To get a transformation matrix we have to concatenate three matrices: one for translation, one for rotation and one for scaling.
If you want to translate and rotate and scale, then you have to concatenate at least 3 dedicated transformation matrices. If you want additional kinds of transformations then there are more dedicated matrices involved. If you want more freedom (center of scaling, axes of scaling, center of rotation) then you need more dedicated matrices, although then the types of additional matrices are rotation and translation again. More on this at the end of this post.
The order of the concatenation matters, as each operation is relative to the origin of the matrix. This is regardless of handedness.
Correct so far, but I don't know whether "origin of the matrix" is a proper wording. I would say that each particular transformation happens with respect to a space, and the properties of the transformation may cause specific mappings of special points or directions in this space. The interesting rules are:
* The point 0 is always mapped onto itself when using a rotation or a scaling.
* A point on a space axis is mapped onto the same axis when using a scaling.
The concept of pre v post multiplication is a separate issue from concatenation order.
The concept of pre- and post-multiplication is because of the matrix product not being commutative. However, whether to use pre- or post-multication in a particular case depends on whether you use row or column vectors and it depends on the concatenation order you want to apply.
The correct order of concatenating these matrices is as follows: First Rotate, this will rotate the object around it's point of origin. Next Scale, since we don't want the scaling to affect how far the object is translated from origin it must be scaled first. Finally Translate.
There is nothing like "the correct order of concatenation". Any order is correct w.r.t. a use case. However, there is one order where the particular transformations do not influence one another, and that order is scaling, followed by rotating, followed by translating.

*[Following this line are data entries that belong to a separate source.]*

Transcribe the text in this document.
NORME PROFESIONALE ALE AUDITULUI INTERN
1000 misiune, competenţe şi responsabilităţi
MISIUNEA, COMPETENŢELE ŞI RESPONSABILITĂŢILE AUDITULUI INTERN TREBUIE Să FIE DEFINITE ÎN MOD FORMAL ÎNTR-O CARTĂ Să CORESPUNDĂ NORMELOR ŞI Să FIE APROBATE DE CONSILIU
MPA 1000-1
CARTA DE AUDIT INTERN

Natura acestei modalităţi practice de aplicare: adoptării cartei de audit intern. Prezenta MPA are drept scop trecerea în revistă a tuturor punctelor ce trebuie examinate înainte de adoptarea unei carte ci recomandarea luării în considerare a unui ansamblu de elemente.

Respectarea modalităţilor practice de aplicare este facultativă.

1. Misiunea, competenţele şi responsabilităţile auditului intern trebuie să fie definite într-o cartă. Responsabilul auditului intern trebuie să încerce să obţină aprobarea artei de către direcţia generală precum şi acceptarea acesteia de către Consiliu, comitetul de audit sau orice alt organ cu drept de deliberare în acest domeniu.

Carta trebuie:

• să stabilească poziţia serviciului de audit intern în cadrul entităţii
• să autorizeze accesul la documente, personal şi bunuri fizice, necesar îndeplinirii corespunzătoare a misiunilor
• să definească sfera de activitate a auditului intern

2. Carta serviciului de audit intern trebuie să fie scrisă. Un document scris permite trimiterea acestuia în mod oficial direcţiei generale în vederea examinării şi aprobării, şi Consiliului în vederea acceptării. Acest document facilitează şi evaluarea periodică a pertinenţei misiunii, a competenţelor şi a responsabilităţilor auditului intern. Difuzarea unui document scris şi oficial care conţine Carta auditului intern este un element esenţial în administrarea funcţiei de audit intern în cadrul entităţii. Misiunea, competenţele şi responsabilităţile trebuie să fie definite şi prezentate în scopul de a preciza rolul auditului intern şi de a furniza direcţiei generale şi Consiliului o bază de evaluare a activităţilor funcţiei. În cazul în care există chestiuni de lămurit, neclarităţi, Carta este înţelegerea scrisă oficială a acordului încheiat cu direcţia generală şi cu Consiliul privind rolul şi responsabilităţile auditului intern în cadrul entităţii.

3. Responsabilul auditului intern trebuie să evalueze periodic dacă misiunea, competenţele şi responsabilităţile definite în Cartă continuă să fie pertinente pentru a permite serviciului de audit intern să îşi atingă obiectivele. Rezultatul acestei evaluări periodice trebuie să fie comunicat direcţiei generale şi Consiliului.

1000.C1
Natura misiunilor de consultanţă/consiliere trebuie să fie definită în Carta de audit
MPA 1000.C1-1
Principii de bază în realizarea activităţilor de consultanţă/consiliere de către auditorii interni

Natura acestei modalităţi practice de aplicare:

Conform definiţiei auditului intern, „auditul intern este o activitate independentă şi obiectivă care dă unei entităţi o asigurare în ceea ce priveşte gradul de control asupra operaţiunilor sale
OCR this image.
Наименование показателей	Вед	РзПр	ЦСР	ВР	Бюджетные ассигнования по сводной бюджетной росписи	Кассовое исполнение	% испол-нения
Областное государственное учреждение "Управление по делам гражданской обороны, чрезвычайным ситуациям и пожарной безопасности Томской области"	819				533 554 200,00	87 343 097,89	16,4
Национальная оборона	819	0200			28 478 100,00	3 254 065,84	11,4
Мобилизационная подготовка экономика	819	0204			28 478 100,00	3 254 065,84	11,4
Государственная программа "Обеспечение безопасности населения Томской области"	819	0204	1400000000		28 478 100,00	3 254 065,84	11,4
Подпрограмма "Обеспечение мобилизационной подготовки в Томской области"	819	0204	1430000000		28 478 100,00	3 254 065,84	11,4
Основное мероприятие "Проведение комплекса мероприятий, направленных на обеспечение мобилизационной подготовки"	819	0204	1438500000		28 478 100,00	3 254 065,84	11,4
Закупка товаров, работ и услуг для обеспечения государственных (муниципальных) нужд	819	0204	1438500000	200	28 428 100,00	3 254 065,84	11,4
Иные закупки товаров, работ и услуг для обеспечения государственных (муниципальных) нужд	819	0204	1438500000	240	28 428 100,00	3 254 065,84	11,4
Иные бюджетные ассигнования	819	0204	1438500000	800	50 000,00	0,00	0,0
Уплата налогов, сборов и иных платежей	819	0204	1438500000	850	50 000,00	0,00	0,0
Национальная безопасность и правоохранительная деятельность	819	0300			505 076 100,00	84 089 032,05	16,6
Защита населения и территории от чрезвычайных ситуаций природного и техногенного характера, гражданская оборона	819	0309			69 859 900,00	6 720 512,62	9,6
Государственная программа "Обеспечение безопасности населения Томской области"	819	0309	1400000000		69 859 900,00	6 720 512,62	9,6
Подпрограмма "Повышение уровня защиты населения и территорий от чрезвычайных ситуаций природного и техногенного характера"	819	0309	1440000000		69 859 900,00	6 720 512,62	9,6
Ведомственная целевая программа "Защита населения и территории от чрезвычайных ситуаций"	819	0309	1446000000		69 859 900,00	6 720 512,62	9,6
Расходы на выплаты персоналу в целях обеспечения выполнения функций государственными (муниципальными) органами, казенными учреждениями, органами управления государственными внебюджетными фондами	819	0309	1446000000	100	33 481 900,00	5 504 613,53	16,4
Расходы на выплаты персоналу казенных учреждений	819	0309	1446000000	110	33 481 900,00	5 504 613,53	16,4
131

Why? Because of what I've written above: Scaling has the 2 mapping properties, namely the center and the axes. But the axes are altered by a rotation. Hence doing the rotation first would have an influence on scaling. On the other hand, rotation just map the origin onto itself, and the scaling does so, too, so scaling does not influence rotation.
In general, however, and here we come back to the question of whether a combined transformation always consists of 3 matrices, you may want to use a rotation with an arbitrary center, and you may use a scaling with an arbitrary center and axes. In such a case, rotation and/or scaling themselves are no longer represented by pure rotation or scaling matrices, resp., but by combinations of them together with translations and rotations.
For example, the transform node in X3D uses arbitrary scaling axes and an arbitrary common center for rotation and scaling. When using column vectors (hence read it right to left), the decomposed form looks like
T * C * R * A * S * A-1 * C-1
where T, R, S denotes translation, rotation, and scale, resp., C denotes the center for scaling and rotation, and A denotes the axes for scaling.